This past weekend I finally made it out to the Seoul Museum of Art (SEMA) to take in the finale of the Tim Burton Exhibit. The fact that I could have seen this in Toronto boggles the mind as to why I didn’t know about it then. Either that or I did but wasn’t able to make it out there. Or have a thing against Toronto. Unfortunately for those of you not in South Korea or within a reasonable distance, this is the last stop of the exhibit which was launched by the Museum of Modern Art in New York in 2009.
But I digress, I’ve been in love with Tim Burton’s work since I was a little girl and saw The Nightmare Before Christmas for the first time. There was something magical about that film that no other film seemed to have. Not even other Disney movies seemed to be able to capture emotion in that same magical way.
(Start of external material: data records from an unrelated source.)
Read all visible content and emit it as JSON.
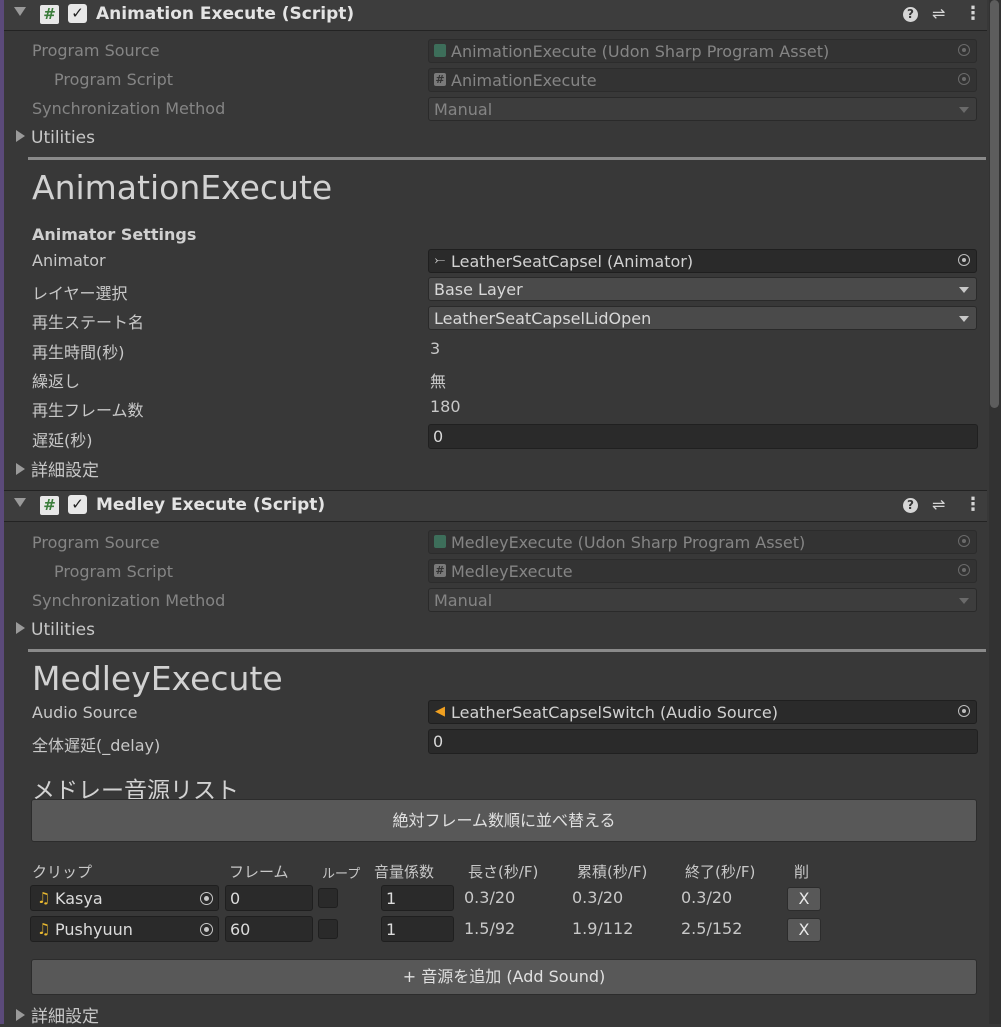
{
  "components": [
    {
      "title": "Animation Execute (Script)",
      "enabled": true,
      "program_source_label": "Program Source",
      "program_source_value": "AnimationExecute (Udon Sharp Program Asset)",
      "program_script_label": "Program Script",
      "program_script_value": "AnimationExecute",
      "sync_label": "Synchronization Method",
      "sync_value": "Manual",
      "utilities_label": "Utilities"
    },
    {
      "title": "Medley Execute (Script)",
      "enabled": true,
      "program_source_label": "Program Source",
      "program_source_value": "MedleyExecute (Udon Sharp Program Asset)",
      "program_script_label": "Program Script",
      "program_script_value": "MedleyExecute",
      "sync_label": "Synchronization Method",
      "sync_value": "Manual",
      "utilities_label": "Utilities"
    }
  ],
  "animation": {
    "heading": "AnimationExecute",
    "section": "Animator Settings",
    "animator_label": "Animator",
    "animator_value": "LeatherSeatCapsel (Animator)",
    "layer_label": "レイヤー選択",
    "layer_value": "Base Layer",
    "state_label": "再生ステート名",
    "state_value": "LeatherSeatCapselLidOpen",
    "duration_label": "再生時間(秒)",
    "duration_value": "3",
    "loop_label": "繰返し",
    "loop_value": "無",
    "frames_label": "再生フレーム数",
    "frames_value": "180",
    "delay_label": "遅延(秒)",
    "delay_value": "0",
    "details_label": "詳細設定"
  },
  "medley": {
    "heading": "MedleyExecute",
    "audio_label": "Audio Source",
    "audio_value": "LeatherSeatCapselSwitch (Audio Source)",
    "delay_label": "全体遅延(_delay)",
    "delay_value": "0",
    "list_title": "メドレー音源リスト",
    "sort_button": "絶対フレーム数順に並べ替える",
    "columns": [
      "クリップ",
      "フレーム",
      "ループ",
      "音量係数",
      "長さ(秒/F)",
      "累積(秒/F)",
      "終了(秒/F)",
      "削"
    ],
    "rows": [
      {
        "clip": "Kasya",
        "frame": "0",
        "loop": false,
        "volume": "1",
        "length": "0.3/20",
        "cumulative": "0.3/20",
        "end": "0.3/20",
        "delete": "X"
      },
      {
        "clip": "Pushyuun",
        "frame": "60",
        "loop": false,
        "volume": "1",
        "length": "1.5/92",
        "cumulative": "1.9/112",
        "end": "2.5/152",
        "delete": "X"
      }
    ],
    "add_button": "+ 音源を追加 (Add Sound)",
    "details_label": "詳細設定"
  },
  "icons": {
    "script": "script-hash-icon",
    "check": "✓",
    "help": "?",
    "preset": "⇌",
    "menu": "⋮",
    "audio_clip": "♫"
  },
  "colors": {
    "background": "#383838",
    "header": "#3d3d3d",
    "field": "#2a2a2a",
    "script_icon": "#3a7d3a",
    "clip_icon": "#e8b830"
  }
}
The exhibit was split into three sections
Surviving Burbank: This part of the exhibit focused on his youth and his discontentment growing up in a California suburb. He felt very alienated and disconnected from his surroundings and channeled these thoughts and energies into his artwork. In this section we saw his earliest films, paintings, drawings and even high school assignments (both written and drawn).
Beautifying Burbank: This section focused on artwork while he attended the California Institute of the Arts (CalArts) to the time he worked at Walt Disney. This is when he developed his style, which is referred to as “grotesque, humorous and unique”. Many of his themes continued to focus on childhood, which can be seen in his later works. We also got to see some of his earliest film shorts, including ‘Hansel and Gretel(1982)’ and ‘Vincent’.
Beyond Burbank: The final section focuses on his rise to prominence as a leading director in Hollywood. On display was mostly sketches and props from many of his films, including 21 puppets from The Nightmare Before Christmas which have never been displayed altogether at once before. Props from other films include Edward Scissorhands, Batman, Charlie and the Chocolate Factory and Sleepy Hollow. Most of the props were costumes used in the films, or puppets from his stop-animation films.
His style is considered to be so unique that it is often referred to as “Burtonesque”, and his impact on the film worldwide has been indisputable. I very much enjoyed my afternoon at the gallery, immersing myself fully into the world of Tim Burton was surreal. I wish I had been able to take photos in the gallery, but alas, that is not allowed, and I was too busy absorbing what I saw anyways.